Part of Dead by Dawn 2019
Splendid Isolation opens Sunday’s programme at the Dead by Dawn horror festival. In the case of this collection, as with most horror, “isolation” does not necessarily mean “alone”, but instead means to be stranded with something malevolent. Therein we have the central theme of Splendid Isolation – a series of protagonists stuck with something menacing.
Regrettably, Splendid Isolation doesn’t do particularly well with this reliable premise. This is not a problem of planning or concept but rather with the constituent parts. The films that comprise Splendid Isolation just don’t work.
The reel opens strongly with Jameson, an American flick about a survivalist defending his home from attackers. While it’s nothing that audiences of The Walking Dead have not seen before, it is competently assembled and has a decent plot twist. However, it is still of overall middling effectiveness owing to its stock characters and dialogue.

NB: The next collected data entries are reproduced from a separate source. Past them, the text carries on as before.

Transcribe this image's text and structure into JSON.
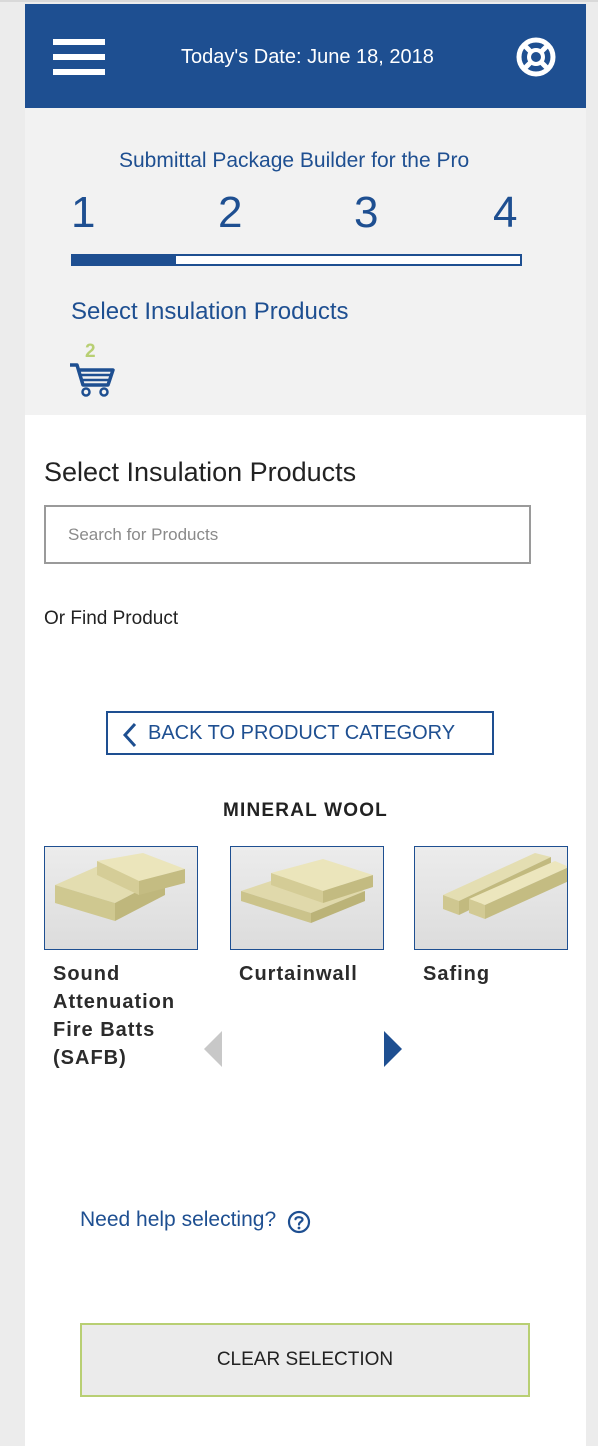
{
  "header": {
    "date_text": "Today's Date: June 18, 2018",
    "menu_icon": "hamburger-icon",
    "help_icon": "lifebuoy-icon",
    "background": "#1e4f91"
  },
  "builder": {
    "title": "Submittal Package Builder for the Pro",
    "steps": [
      "1",
      "2",
      "3",
      "4"
    ],
    "progress_percent": 23,
    "heading": "Select Insulation Products",
    "cart_count": "2",
    "cart_icon": "shopping-cart-icon"
  },
  "main": {
    "title": "Select Insulation Products",
    "search_placeholder": "Search for Products",
    "find_label": "Or Find Product",
    "back_button": "BACK TO PRODUCT CATEGORY",
    "category": "MINERAL WOOL",
    "products": [
      {
        "label": "Sound Attenuation Fire Batts (SAFB)"
      },
      {
        "label": "Curtainwall"
      },
      {
        "label": "Safing"
      }
    ],
    "need_help": "Need help selecting?",
    "clear_button": "CLEAR SELECTION"
  },
  "colors": {
    "brand_blue": "#1e4f91",
    "accent_green": "#b8cf73",
    "panel_grey": "#f2f2f2"
  }
}
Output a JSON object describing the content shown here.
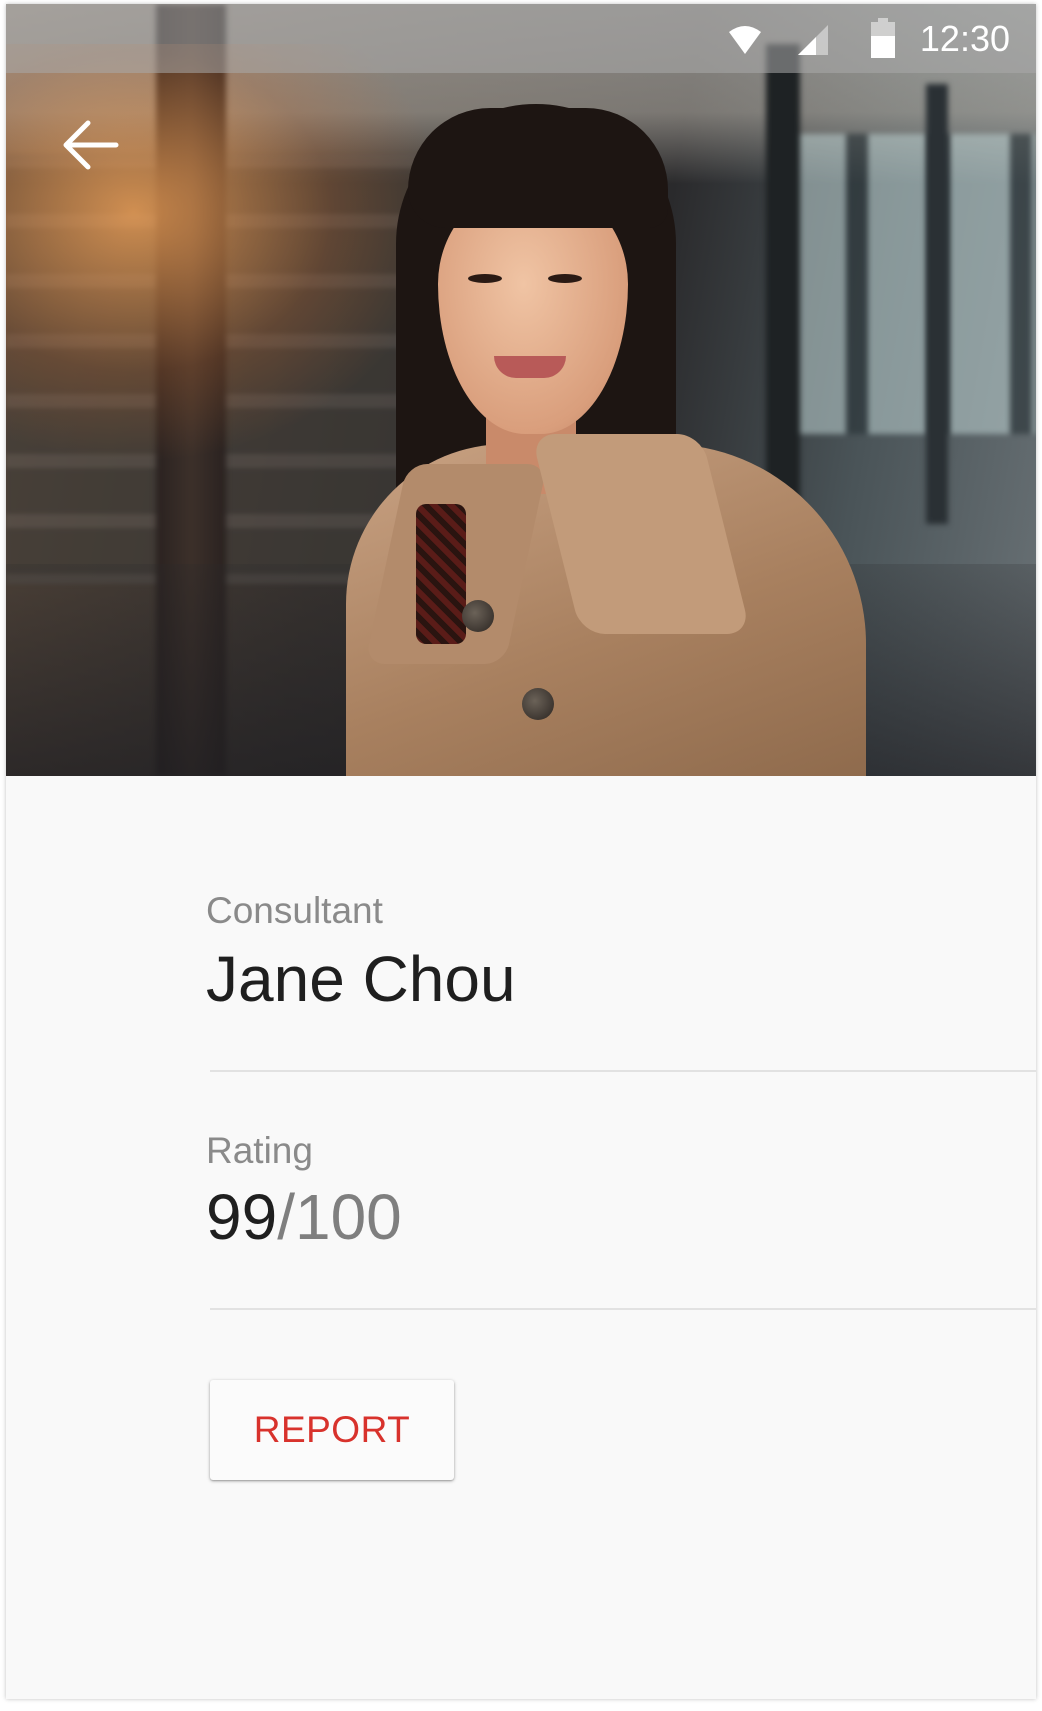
{
  "status_bar": {
    "time": "12:30",
    "icons": [
      "wifi-icon",
      "signal-icon",
      "battery-icon"
    ],
    "color": "#ffffff"
  },
  "header": {
    "back_icon": "arrow-back-icon",
    "photo": "profile-photo"
  },
  "profile": {
    "role_label": "Consultant",
    "name": "Jane Chou",
    "rating_label": "Rating",
    "rating_score": "99",
    "rating_separator": "/",
    "rating_max": "100"
  },
  "actions": {
    "report_label": "REPORT"
  },
  "colors": {
    "accent": "#d8322c",
    "background": "#f9f9f9",
    "label": "#8a8a8a",
    "text": "#1f1f1f"
  }
}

Next is Supine, a Czech short, the longest in the series at twenty-five minutes, about a hitchhiker who meets up with a taxidermist. This predictable, mawkish, and lazily written slog of a short manages to be far too long and fills its run time with far too little. Neither of its characters are likeable and would feel more at home making flirty eyes at one another in some odious romantic comedy. Supine is boring and the less said about the bag of clichés it presents its audience with where dialogue is expected the better.
Flotando, from Spain, is next up. A flat, featureless, and tiresome little insubstantial bubble of a thing and forgotten just after its telegraphed pop. Being stalked in space shouldn’t be this dull!
Penultimate in the Splendid Isolation is The Visitor – a Twilight Zone riff about a woman who is visited by a concentration camp prisoner in the middle of the night. It is cleverly written and contains some effective technical aspects and compact character development. It also has an interesting point to make about the development of prejudice over time and is the highlight of the collection. Moreover, The Visitor is shocking, provocative, and is effective in what it sets out to achieve.
Finally, Splendid Isolation programme heads back to Australia for Round Trip, the story of a police officer and his detainee who get lost in the outback and have to contend not only with one another and the harsh conditions, but also with the time-jumps that impact their predicament. While it does work somewhat as a palate-cleansing comedy, it’s characters are simplistic caricatures and the use of time isn’t as clever as it seems to think.
Splendid Isolation is a collection with high ideas that doesn’t succeed in achieving them. Those films that do work feel out of place when compared to the detritus they are surrounded by – and that detritus is not worth considering. For most of its run-time, it aims for tension and terror but, ultimately, is more likely to inspire boredom and bafflement.